Two Students Earn Gilman Scholarships to Study Abroad
Meredith College students Kristen Gallagher and Sarah Phillips earned Benjamin A. Gilman scholarships for 2011. The Gilman award is a prestigious national scholarship that supports students studying abroad.
Kristen Gallagher used her award for a summer 2011 study abroad experience in Cambodia. She was based in Siem Reap and Phnom Penh, Cambodia. Her program included a required class, Cambodian History and Culture, and an elective called Nation Building, which covered the political history, economic situation, and current issues in Cambodia.
“The two courses pair very well with my summer research examining possible ways in which contemporary Cambodian artists use elements of ecology (nature, plants, landscape) to communicate trauma in their art,” Gallagher said. “The research is a continuation of a Spring 2011 independent study course that I designed.”
Gallagher, a junior from Charlotte, N.C., will continue her interest in Cambodia during the Fall 2011 semester by organizing a lecture or video conference series on Meredith’s campus.
“The series will discuss current Cambodian issues, art and monument conservation, and education in Cambodia,” Gallagher said.
Sarah Phillips will use her award for a fall 2011 study abroad experience in Morocco. She will participate in a SIT Study Abroad program in migration and transnational identity, based in Rabat, Morocco.
Phillips is looking forward to exploring Moroccan culture and to the challenge of learning Arabic.
“During our time in Morocco, we will have the opportunity to travel to Amsterdam and Rotterdam, places that have a high number of Moroccan immigrants, to see the "other side" of migration,” Phillips explained. “We will visit with local government and UN officials to discuss the cost and benefits of them migrating to The Netherlands.”
Phillips said she chose the SIT program to better understand the process of immigration from governmental and social perspectives.
“Rapid globalization has made the concept of transnational identity prevalent in many countries. For example in the U.S., I feel as though as a society as a whole, we are extremely critical of people who migrate to the U.S. (legally or illegally),” Phillips said. “Associated with those criticisms is the idea that immigrants to the U.S. take jobs, or they are a drain on the American economy. This program focuses on the why Moroccans immigrate to Europe, specifically to The Netherlands, and it focuses on these criticisms.”

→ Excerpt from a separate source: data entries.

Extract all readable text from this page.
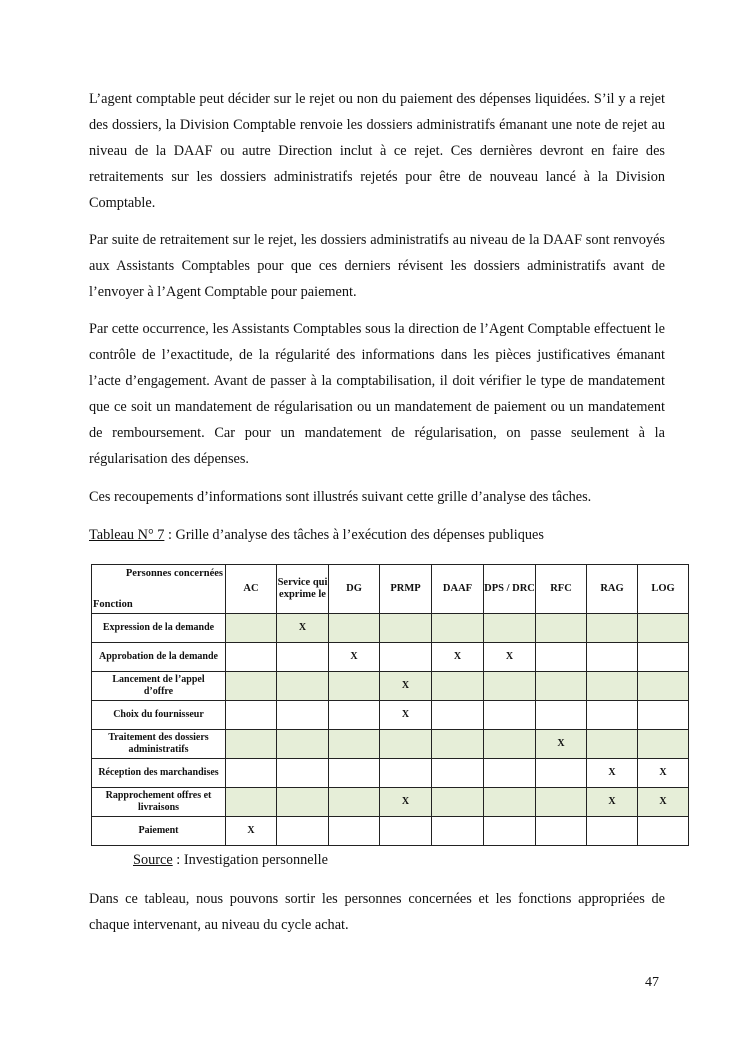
L’agent comptable peut décider sur le rejet ou non du paiement des dépenses liquidées. S’il y a rejet des dossiers, la Division Comptable renvoie les dossiers administratifs émanant une note de rejet au niveau de la DAAF ou autre Direction inclut à ce rejet. Ces dernières devront en faire des retraitements sur les dossiers administratifs rejetés pour être de nouveau lancé à la Division Comptable.

Par suite de retraitement sur le rejet, les dossiers administratifs au niveau de la DAAF sont renvoyés aux Assistants Comptables pour que ces derniers révisent les dossiers administratifs avant de l’envoyer à l’Agent Comptable pour paiement.

Par cette occurrence, les Assistants Comptables sous la direction de l’Agent Comptable effectuent le contrôle de l’exactitude, de la régularité des informations dans les pièces justificatives émanant l’acte d’engagement. Avant de passer à la comptabilisation, il doit vérifier le type de mandatement que ce soit un mandatement de régularisation ou un mandatement de paiement ou un mandatement de remboursement. Car pour un mandatement de régularisation, on passe seulement à la régularisation des dépenses.

Ces recoupements d’informations sont illustrés suivant cette grille d’analyse des tâches.

Tableau N° 7 : Grille d’analyse des tâches à l’exécution des dépenses publiques

Personnes concernées
Fonction	AC	Service qui exprime le	DG	PRMP	DAAF	DPS / DRC	RFC	RAG	LOG
Expression de la demande		X							
Approbation de la demande			X		X	X			
Lancement de l’appel d’offre				X					
Choix du fournisseur				X					
Traitement des dossiers administratifs							X		
Réception des marchandises								X	X
Rapprochement offres et livraisons				X				X	X
Paiement	X								

Source : Investigation personnelle

Dans ce tableau, nous pouvons sortir les personnes concernées et les fonctions appropriées de chaque intervenant, au niveau du cycle achat.

47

Phillips is a senior from Silver Springs, Md., earning a degree in international studies, and religious & ethical studies. After graduate school, she hopes to work in the public sector or for an international non-governmental organization (NGO) that focuses on human rights.
About the Gilman Award
The Gilman award is named in honor of former U.S. Congressional Representative Benjamin A. Gilman. Award recipients are chosen by a competitive selection process and must use the award to defray eligible study abroad costs. These costs include program tuition, room and board, books, local transportation, insurance and international airfare.
This congressionally funded program is sponsored by the Bureau of Educational and Cultural Affairs at the U.S. Department of State and is administered by the Institute of International Education through its Southern Regional Center in Houston, Texas.